Als renommierter Künstler, der 1947 in Essen zur Welt kam, bei Joseph Beuys studierte und für lange Zeit an der Kunstakademie Karlsruhe lehrte, wurde Meuser anlässlich des 25-jährigen Bestehens des Vereins der Freunde und Förderer des Skulpturenparks Heidelberg nach Schlierbach eingeladen. Jubiläum und Ausstellungseröffnung hätten eigentlich an diesem Sonntag gefeiert werden sollen, doch aufgrund der aktuellen Situation wurde die Vernissage auf den 25.09.2020 verschoben. Die Ausstellung läuft allerding wie geplant vom 17. Mai bis Ende November.

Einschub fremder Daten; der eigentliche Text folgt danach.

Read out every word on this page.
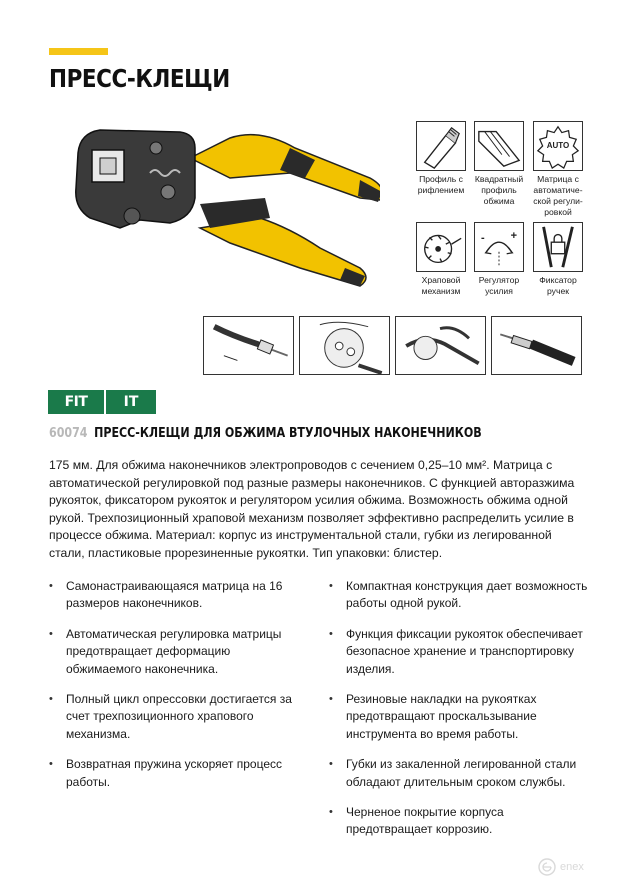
ПРЕСС-КЛЕЩИ
Профиль с рифлением
Квадратный профиль обжима
AUTO
Матрица с автоматиче-ской регули-ровкой
Храповой механизм
- +
Регулятор усилия
Фиксатор ручек
FIT	IT
60074 ПРЕСС-КЛЕЩИ ДЛЯ ОБЖИМА ВТУЛОЧНЫХ НАКОНЕЧНИКОВ
175 мм. Для обжима наконечников электропроводов с сечением 0,25–10 мм². Матрица с автоматической регулировкой под разные размеры наконечников. С функцией авторазжима рукояток, фиксатором рукояток и регулятором усилия обжима. Возможность обжима одной рукой. Трехпозиционный храповой механизм позволяет эффективно распределить усилие в процессе обжима. Материал: корпус из инструментальной стали, губки из легированной стали, пластиковые прорезиненные рукоятки. Тип упаковки: блистер.
• Самонастраивающаяся матрица на 16 размеров наконечников.
• Автоматическая регулировка матрицы предотвращает деформацию обжимаемого наконечника.
• Полный цикл опрессовки достигается за счет трехпозиционного храпового механизма.
• Возвратная пружина ускоряет процесс работы.
• Компактная конструкция дает возможность работы одной рукой.
• Функция фиксации рукояток обеспечивает безопасное хранение и транспортировку изделия.
• Резиновые накладки на рукоятках предотвращают проскальзывание инструмента во время работы.
• Губки из закаленной легированной стали обладают длительным сроком службы.
• Черненое покрытие корпуса предотвращает коррозию.
enex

Industriell gefertigte Metallprodukte - in neuer oder versehrter Form - bilden die Basis von Meusers Arbeiten. Häufig findet man den Bildhauer auf dem Schrottplatz, wo er kaputte Stahlplatten oder zerbeulte Containermulden aus dem Verwertungskreislauf befreit und direkt vor Ort in neue Sinnzusammenhänge überführt. Scheinbar mühelos verwandelt der Künstler das zerborstene, perforierte und geknautschte Material, das durch Verschleiß und Verformung immer auch etwas Erzählerisches hat, in ein hoch ästhetisches Artefakt.

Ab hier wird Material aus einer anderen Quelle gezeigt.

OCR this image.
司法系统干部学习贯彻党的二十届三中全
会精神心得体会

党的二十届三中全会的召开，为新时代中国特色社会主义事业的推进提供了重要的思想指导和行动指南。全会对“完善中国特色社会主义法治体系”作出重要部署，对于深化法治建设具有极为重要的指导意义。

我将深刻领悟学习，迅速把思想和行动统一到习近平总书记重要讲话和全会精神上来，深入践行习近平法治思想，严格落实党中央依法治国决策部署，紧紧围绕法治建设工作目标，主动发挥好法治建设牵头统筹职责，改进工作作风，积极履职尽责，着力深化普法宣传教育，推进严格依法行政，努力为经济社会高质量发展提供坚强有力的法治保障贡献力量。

Meuser entscheidet sich für jeweils ein Stück, das er als Ganzes oder in Form eines Ausschnitts verwendet, bearbeitet es mit Industriefarben, Lacken oder Rostschutzmitteln und versieht es mit einem Sockel, meist einem Stahlträger, dessen ruhige, kantige Präsenz er mit dem fast organisch wirkenden Eigenleben des Metallschrotts kontrastiert und Letzterem etwas Schwebendes, Unbeschwertes verleiht. Das ist auch bei "Spuckschutz" von 2020 der Fall, einer beige eingefärbten Stahlplatte voller Dellen und Löcher, die so gar nichts mit der virenabwehrenden Funktion ihres Titels gemein hat und so wirkt, als hätte der Bildhauer die Arbeit nicht nur mit Farbe, sondern auch mit einer feinen Schicht Ironie überzogen.

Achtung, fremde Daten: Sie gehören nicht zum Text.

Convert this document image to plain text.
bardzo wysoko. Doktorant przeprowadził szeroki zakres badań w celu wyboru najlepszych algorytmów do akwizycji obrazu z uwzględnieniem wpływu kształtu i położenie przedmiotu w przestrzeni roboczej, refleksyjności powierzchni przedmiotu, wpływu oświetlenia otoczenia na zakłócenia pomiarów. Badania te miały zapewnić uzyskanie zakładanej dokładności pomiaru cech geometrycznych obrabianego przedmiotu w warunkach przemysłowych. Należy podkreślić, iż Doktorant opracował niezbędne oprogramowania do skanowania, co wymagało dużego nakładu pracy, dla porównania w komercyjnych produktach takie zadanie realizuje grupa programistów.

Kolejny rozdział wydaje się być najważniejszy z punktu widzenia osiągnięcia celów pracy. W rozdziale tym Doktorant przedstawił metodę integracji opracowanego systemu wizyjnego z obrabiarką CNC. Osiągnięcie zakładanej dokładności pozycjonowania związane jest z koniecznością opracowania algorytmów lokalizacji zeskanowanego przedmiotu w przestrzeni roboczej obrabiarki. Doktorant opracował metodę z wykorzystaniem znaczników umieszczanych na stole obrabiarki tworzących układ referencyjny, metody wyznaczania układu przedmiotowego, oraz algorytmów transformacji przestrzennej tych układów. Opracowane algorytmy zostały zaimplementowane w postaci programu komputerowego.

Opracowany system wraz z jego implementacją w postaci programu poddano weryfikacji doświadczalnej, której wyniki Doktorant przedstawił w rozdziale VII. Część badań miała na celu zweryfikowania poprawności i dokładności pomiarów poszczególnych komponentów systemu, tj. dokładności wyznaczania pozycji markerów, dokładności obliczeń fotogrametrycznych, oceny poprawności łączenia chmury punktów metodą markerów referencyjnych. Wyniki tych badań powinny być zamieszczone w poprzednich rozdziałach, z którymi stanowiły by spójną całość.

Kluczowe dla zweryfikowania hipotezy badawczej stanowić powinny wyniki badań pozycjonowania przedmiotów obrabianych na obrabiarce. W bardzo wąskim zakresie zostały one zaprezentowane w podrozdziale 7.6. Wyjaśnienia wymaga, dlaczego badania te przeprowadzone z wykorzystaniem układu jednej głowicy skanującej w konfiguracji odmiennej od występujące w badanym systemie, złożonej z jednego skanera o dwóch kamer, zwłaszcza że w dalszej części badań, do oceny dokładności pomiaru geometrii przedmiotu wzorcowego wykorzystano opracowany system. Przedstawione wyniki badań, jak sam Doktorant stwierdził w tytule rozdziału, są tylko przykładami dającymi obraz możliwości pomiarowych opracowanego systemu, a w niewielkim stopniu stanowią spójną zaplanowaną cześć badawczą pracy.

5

Meuser, der eigentlich anders heißt, und sein Pseudonym ebenso verschmitzt zu tragen scheint wie die Werke ihre Titel, liebt sinnige Bezeichnungen, die er in den Skulpturen wie ein zusätzliches, künstlerisches Element einsetzt.

Andere Arbeiten kommen ganz "ohne Titel" daher, wie zwei ältere Werke aus den 80er und 90er Jahren, die wesentlich geometrischer auftreten. Es sind Stahlträgerkompositionen, die den Einfluss konstruktivistischer und minimalistischer Strömungen erkennen lassen. Interessanterweise ließ sich Meuser während seiner Studienzeit in Düsseldorf auch von der reduzierten Formensprache seiner Malerkollegen Imi Knoebel oder Blinky Palermo inspirieren. Dies wird an der rechteckigen Rasterung und gelben Fassung einer raumgreifenden Arbeit von 1992 deutlich, die trotz ihrer Größe und "gradlinigen" Ausrichtung bereits etwas Leichtes, Spielerisches besitzt. Ein Merkmal, das sich durch das gesamte Œuvre von Meuser zieht - nicht zuletzt auch durch die Unikats-Edition "Krupp am Ende" von 2020, die der Bildhauer anlässlich des 25-jährigen Vereinsjubiläums am 25.09.2020 präsentieren wird.

In Schlierbach treten die Arbeiten Meusers zu den dauerhaft installierten Exponaten des Skulpturenparks in Dialog. Und es bringt Spaß, sich gerade im linken Bereich vor dem Haupteingang, auf Entdeckungstour nach farbigen oder formalen Bezügen zu machen.